Thanks for the input. I have been doing a ton of reading on forums, reviews, eBay, every electronic Hobby seller site, etc. I am learning quite a bit. It is all starting to make a little more sense. I am still confused a little on the battery issue, but it is not quite so big a mystery now.

I looked into the Slow stick (actually bought a Pico Stick confusing the two - but it was a good buy, so it is all good....) and just found a good deal on a flight pack and a Tiger Moth. I like the idea of the Bipe - always have - and have read as good of reviews about the Tiger Moth as the Slow Stick. This one will actually be a second plane for my son. It will be a "team" project. I also ordered a Firebird Outlaw for his first plane. I figured this will teach him the basics of radio controls (reversed when flying at you) while still inspiring enough confidence and "wow" factor of controlling an actual R/C plane in the air on his own. The Slow Stick will somehow probably find it's way into our hangar as a third plane - or maybe a "dad" plane.

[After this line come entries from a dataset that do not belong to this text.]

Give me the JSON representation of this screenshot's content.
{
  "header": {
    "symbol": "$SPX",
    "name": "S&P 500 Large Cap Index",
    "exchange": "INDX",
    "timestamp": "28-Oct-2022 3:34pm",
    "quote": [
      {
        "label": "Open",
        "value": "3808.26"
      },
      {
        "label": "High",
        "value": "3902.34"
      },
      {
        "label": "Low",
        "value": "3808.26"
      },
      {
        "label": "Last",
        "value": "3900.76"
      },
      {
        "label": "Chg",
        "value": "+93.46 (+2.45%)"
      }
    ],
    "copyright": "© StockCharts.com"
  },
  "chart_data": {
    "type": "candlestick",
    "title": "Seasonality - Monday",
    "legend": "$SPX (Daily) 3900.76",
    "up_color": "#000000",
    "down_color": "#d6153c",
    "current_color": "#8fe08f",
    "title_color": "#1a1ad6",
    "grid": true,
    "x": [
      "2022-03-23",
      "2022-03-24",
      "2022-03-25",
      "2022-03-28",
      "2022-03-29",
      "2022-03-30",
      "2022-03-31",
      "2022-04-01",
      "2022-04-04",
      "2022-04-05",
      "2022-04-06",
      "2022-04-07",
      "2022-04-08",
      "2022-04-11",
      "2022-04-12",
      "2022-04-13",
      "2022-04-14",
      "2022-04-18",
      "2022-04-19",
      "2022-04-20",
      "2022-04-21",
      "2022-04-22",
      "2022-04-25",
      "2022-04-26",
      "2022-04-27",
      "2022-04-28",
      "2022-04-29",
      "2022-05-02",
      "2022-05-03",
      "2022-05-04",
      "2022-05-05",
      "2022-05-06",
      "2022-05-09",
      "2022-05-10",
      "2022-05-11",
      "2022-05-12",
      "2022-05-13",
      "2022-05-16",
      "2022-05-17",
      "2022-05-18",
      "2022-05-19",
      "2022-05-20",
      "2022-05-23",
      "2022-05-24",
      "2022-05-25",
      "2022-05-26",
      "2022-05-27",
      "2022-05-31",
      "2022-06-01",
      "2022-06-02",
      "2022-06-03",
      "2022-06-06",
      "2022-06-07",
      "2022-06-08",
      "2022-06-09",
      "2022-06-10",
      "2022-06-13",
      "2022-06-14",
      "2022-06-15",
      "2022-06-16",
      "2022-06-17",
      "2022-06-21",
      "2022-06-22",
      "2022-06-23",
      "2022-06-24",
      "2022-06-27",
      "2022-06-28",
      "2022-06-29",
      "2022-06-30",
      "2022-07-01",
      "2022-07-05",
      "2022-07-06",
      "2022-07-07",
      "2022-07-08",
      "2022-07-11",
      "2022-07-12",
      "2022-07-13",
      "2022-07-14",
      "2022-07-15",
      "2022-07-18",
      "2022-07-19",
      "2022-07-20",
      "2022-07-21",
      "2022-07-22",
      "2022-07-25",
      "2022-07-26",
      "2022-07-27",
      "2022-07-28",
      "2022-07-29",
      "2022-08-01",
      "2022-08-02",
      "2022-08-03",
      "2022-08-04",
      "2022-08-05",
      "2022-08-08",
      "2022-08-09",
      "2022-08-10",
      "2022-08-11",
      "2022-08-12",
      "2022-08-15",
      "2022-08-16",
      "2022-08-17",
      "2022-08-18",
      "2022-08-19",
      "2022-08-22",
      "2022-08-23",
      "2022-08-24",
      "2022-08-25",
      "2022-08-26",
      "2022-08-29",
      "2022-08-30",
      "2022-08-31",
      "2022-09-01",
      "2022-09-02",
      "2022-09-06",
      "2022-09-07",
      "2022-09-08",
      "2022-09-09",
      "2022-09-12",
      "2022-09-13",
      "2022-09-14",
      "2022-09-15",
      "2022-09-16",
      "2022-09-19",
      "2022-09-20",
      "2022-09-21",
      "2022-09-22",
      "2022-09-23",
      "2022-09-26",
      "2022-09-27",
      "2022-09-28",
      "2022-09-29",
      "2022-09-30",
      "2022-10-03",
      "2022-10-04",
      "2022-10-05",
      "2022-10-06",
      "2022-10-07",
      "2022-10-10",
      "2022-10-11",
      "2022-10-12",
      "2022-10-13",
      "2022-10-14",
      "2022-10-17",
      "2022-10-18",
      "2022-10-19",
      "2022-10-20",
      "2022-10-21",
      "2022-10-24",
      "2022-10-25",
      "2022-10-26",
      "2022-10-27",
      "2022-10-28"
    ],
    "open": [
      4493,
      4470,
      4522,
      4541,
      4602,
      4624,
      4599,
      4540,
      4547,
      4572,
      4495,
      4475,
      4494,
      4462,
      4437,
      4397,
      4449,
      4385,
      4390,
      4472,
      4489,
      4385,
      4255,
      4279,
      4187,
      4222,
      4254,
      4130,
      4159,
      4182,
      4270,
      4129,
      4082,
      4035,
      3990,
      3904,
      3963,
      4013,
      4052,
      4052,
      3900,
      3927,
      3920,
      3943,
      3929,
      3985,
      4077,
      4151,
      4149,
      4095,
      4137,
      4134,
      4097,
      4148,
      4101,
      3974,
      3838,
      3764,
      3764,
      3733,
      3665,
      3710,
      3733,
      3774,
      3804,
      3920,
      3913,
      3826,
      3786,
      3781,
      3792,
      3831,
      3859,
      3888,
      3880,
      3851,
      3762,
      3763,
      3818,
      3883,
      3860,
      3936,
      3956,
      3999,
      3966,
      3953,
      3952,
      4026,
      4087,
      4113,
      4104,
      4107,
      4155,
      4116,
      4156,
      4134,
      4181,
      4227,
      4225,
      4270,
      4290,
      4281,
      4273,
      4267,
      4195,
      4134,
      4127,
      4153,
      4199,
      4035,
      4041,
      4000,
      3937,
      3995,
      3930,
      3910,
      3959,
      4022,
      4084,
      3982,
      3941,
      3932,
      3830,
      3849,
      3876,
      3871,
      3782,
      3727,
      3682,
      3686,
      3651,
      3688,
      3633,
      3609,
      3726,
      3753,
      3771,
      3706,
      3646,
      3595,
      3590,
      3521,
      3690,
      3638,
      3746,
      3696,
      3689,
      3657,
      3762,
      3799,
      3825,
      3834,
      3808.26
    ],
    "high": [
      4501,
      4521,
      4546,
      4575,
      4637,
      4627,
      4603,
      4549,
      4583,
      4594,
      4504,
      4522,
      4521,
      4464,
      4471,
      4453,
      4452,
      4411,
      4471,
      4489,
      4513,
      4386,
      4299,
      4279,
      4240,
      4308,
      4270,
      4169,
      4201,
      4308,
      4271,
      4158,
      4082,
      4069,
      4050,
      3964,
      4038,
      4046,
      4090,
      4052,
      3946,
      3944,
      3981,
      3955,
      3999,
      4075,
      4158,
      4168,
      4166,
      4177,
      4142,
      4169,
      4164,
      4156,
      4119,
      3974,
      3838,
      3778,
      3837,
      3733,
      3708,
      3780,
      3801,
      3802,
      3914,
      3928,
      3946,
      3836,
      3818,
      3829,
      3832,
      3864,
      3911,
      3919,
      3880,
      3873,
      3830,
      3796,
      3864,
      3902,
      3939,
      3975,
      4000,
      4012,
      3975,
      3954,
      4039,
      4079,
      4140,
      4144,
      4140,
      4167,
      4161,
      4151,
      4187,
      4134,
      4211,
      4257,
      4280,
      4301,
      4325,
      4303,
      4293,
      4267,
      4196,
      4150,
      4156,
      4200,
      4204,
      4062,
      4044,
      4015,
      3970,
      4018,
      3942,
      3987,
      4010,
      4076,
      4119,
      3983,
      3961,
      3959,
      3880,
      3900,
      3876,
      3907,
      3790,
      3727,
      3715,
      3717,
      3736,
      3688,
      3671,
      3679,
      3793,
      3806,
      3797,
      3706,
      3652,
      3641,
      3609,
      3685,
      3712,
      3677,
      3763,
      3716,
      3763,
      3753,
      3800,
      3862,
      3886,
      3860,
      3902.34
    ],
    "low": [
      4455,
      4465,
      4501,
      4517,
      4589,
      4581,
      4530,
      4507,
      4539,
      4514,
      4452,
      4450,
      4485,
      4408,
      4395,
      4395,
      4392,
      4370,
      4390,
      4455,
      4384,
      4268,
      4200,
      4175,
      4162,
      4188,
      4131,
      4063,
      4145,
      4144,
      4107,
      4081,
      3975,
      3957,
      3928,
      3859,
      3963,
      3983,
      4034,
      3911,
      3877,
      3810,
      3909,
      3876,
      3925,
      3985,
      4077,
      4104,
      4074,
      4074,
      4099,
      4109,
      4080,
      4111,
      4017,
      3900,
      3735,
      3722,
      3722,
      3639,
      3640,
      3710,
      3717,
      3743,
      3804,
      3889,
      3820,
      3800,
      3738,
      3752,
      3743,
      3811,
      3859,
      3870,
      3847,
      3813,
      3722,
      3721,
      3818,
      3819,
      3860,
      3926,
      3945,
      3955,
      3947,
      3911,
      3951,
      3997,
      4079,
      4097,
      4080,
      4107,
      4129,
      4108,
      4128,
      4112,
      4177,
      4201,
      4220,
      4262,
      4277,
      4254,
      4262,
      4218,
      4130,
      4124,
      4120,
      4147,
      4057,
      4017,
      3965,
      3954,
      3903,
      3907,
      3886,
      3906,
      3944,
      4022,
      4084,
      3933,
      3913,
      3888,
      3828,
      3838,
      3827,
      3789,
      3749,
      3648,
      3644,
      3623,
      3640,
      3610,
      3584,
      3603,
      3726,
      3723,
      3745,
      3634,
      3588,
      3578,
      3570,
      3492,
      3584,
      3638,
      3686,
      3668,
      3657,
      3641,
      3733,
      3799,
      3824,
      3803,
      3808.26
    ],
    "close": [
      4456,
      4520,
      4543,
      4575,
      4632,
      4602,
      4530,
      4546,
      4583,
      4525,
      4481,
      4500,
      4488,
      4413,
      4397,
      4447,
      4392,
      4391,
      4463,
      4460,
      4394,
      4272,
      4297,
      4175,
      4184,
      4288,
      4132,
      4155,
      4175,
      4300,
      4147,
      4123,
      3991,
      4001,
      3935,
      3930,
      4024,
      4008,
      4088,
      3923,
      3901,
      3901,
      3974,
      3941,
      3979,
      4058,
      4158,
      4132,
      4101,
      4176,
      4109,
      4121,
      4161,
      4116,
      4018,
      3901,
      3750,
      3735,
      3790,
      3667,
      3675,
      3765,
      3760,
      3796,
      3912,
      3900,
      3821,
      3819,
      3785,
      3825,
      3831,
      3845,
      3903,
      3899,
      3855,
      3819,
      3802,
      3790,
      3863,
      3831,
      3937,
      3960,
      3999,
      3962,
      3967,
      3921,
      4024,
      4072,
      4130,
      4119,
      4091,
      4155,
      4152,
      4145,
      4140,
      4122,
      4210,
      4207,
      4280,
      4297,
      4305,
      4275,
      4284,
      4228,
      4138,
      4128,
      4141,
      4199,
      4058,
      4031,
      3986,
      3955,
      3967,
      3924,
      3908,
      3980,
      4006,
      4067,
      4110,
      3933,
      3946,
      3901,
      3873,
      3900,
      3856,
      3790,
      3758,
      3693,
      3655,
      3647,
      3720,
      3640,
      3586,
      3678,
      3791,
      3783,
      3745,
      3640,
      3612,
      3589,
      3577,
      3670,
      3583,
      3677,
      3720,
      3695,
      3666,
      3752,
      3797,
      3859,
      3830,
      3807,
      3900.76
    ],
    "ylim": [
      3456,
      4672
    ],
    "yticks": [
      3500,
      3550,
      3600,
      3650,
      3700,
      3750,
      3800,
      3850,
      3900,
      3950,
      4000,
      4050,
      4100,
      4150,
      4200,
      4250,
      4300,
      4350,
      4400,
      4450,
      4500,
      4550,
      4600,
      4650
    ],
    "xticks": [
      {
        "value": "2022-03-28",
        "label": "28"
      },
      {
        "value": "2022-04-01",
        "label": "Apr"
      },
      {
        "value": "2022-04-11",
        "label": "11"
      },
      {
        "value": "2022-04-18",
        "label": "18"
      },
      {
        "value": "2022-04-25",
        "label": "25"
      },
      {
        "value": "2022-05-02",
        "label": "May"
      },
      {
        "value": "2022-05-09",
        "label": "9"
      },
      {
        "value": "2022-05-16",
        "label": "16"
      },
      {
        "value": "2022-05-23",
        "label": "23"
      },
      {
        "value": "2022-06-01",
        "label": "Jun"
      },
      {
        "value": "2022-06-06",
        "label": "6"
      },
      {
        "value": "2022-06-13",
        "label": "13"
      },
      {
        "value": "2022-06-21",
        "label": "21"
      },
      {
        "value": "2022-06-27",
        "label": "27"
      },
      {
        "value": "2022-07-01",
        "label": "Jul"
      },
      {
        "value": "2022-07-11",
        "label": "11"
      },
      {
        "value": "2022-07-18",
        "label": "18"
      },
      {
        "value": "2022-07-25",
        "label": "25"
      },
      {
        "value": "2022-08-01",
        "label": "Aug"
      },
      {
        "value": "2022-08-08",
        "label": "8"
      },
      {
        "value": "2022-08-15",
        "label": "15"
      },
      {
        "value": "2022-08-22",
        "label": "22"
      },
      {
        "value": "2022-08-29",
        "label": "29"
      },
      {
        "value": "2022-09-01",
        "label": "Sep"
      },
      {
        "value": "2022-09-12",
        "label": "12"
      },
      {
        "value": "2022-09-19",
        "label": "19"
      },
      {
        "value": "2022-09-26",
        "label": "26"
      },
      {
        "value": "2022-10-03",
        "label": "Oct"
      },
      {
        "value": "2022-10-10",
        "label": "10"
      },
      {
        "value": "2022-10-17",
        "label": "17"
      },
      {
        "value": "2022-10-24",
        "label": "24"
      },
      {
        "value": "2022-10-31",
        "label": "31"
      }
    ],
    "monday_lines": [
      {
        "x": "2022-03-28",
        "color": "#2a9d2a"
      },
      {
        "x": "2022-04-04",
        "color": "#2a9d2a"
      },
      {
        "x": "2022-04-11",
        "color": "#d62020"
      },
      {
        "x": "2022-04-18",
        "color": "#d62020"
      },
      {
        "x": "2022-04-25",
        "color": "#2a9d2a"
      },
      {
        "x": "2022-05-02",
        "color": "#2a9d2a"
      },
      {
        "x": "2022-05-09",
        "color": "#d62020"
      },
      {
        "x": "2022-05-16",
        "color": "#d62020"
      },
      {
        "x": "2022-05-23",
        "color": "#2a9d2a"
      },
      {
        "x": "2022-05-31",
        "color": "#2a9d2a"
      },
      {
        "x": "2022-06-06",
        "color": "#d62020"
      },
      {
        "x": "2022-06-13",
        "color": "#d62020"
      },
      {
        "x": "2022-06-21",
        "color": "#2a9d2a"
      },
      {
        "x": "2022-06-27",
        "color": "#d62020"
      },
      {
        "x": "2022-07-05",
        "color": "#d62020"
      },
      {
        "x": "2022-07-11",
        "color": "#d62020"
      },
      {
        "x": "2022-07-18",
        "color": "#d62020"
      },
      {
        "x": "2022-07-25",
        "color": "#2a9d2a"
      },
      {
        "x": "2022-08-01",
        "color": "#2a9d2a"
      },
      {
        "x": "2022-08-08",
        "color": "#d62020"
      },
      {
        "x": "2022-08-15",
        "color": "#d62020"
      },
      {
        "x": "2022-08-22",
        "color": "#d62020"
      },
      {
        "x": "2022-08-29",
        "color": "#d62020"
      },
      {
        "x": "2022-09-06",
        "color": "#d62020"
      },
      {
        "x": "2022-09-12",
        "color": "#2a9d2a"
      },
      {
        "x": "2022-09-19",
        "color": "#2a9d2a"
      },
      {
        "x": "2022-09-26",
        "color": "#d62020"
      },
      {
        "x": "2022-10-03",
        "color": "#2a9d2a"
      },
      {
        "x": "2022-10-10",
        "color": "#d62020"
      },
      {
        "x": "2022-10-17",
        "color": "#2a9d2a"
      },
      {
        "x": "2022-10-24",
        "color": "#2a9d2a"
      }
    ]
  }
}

There are a few negatives about the Outlaw (i.e. the throttle controls pitch/altitude - while although the basic concept is good, the application is a little flawed (wrong thumb for the next plane) and not quite as applicable for primary training). But I figure after he tires of the Tiger Moth - we still have the Pico Stick for calm days (a little too fragile in my mind for a primary trainer) - then I was thinking of progressing to true ROG - Wingo or something similar (I really am eyeing up the Eagle EPP - another "dad" plane). After that, I think we'll tackle some SPAD's - anyone have any good electric SPAD plans/Sites????

Hopefully by that point, I'll understand enough of everything to feel confident enough in "bringing it all together" to be able to tackle most any problem that arises that my son can think of.

Thanks to everyone - including the moderators. This site sort of inspired me to get back into the hobby, and really showed me the reality of tackling park flyers and teaching my son on my own.